NOTE: Alors j'ai prit pas mal de liberté, comme vous pourrez le constater. Déjà, j'ai changé les âges des personnages puisque normalement Ori est plus jeune que Kili alors que dans mes OS, Ori et Fili ont presque le même âge. Et ensuite, je ne sais pas exactement quand et comment est mort le père de Kili et Fili donc je l'ai fait à ma sauce.


L'ANNONCE

« Fili ! »

Le cri résonna au sein de la petite maison, à première vue vide de toute présence en dehors de la petite femme qui venait de le prononcer. L'intérieur était simplement décoré, de manière des plus sobres. Rien de réellement personnel ne se trouvait sur les étagères, en dehors de quelques bibelots, de quelques fleurs. Accrochée au mur se trouvait une épée d'une grande splendeur, dont la poignée étaient ornée de pierres plus brillantes les unes que les autres. Si l'on faisait le tour de l'habitat, cet objet s'avérait probablement être le plus précieux et le plus symbolique de tous les objets que l'on pourrait trouver. Cette épée était en effet celle ayant appartenue au roi Thror et se trouvait dans la famille royale depuis des siècles maintenant. Il était donc naturel qu'elle soit aujourd'hui exposée dans le salon de la maison qu'habitait Thorin, le prince d'Erebor, aujourd'hui en charge de la gestion du peuple et considéré par presque tous les nains comme le futur roi. Le jeune prince refusait cependant de s'en servir et même de la porter, ne se considérant pas encore digne d'un tel honneur.

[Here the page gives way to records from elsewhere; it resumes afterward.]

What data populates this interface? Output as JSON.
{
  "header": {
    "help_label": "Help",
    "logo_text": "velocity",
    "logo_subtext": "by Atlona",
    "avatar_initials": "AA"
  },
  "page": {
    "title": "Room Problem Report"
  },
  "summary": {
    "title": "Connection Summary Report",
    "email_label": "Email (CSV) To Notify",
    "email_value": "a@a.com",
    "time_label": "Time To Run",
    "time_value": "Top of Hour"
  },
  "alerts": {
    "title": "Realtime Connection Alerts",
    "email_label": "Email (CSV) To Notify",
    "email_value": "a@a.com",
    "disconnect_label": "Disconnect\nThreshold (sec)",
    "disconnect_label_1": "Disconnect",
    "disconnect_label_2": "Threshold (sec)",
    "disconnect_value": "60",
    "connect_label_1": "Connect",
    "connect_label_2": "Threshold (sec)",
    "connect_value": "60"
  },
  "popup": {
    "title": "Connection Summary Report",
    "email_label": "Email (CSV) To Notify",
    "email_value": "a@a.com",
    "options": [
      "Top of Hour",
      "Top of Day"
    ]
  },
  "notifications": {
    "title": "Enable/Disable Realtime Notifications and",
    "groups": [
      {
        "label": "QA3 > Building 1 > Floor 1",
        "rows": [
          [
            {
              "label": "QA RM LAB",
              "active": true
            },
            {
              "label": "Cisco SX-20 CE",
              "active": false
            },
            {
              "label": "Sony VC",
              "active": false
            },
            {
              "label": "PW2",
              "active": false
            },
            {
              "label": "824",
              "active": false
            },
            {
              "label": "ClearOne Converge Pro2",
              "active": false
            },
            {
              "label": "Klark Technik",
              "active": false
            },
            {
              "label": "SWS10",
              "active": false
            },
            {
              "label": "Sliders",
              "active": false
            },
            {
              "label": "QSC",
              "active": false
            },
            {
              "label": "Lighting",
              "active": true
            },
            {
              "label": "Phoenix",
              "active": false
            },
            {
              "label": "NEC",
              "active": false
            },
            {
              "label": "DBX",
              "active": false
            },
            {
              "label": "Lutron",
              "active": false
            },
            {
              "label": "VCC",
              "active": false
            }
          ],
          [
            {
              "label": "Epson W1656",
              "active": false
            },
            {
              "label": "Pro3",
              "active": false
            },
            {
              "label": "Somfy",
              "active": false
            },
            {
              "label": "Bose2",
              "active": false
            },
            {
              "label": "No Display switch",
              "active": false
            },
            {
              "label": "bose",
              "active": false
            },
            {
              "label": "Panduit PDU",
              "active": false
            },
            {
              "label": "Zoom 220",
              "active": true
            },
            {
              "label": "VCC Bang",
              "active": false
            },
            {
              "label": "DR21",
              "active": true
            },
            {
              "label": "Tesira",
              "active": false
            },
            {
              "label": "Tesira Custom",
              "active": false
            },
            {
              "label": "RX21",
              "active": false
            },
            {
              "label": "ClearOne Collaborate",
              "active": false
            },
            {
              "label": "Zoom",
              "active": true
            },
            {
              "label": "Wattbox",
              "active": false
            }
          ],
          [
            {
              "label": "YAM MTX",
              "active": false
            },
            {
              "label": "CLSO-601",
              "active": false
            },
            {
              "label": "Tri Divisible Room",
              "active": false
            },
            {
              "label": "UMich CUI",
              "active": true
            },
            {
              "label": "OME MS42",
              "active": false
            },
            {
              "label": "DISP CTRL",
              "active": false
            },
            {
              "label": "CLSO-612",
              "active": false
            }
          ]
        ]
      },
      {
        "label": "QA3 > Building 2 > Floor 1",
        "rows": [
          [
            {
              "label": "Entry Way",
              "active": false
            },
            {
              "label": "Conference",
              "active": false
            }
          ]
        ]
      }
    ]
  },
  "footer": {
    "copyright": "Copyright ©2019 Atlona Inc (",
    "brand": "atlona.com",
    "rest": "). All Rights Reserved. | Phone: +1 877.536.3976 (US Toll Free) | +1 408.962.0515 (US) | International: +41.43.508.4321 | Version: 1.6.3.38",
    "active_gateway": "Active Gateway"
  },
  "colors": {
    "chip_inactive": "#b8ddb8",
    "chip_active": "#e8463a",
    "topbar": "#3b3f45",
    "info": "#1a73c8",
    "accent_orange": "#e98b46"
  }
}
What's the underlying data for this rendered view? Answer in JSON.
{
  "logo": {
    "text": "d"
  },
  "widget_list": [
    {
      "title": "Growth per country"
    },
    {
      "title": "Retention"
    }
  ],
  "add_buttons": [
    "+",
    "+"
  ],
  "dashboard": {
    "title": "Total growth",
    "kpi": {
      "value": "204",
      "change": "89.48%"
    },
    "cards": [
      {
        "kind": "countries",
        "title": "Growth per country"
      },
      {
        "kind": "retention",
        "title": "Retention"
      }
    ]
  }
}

Thorin ne vivait cependant pas seul dans cette petite maison, au cœur du petit village de l'Ered Luin que les anciens habitants d'Erebor avaient investi. Avec lui vivaient sa sœur Dis ainsi que son beau-frère Vili et son neveu Fili. Rien ne comptait plus au monde aux yeux de Thorin que la protection de sa famille. Lors de la grande bataille de la Moria, il avait vu tomber sous ses yeux non seulement son grand père, le roi Thror, mais également son petit frère Frerin, transpercé d'une flèche en plein cœur après avoir tenté de protéger. L'image de son corps s'écroulant au sol, ses yeux grands ouverts alors qu'ils ne pouvaient plus rien voir, le hantait encore aujourd'hui, presque 6 ans après la bataille. Ses nuits étaient toujours hantées par des cauchemars, bien qu'il n'en parle presque jamais avec les siens. Sans oublier également que depuis cette bataille, son père Thrain avait tout simplement disparu. Thorin était persuadé qu'il était encore en vie, quelque part.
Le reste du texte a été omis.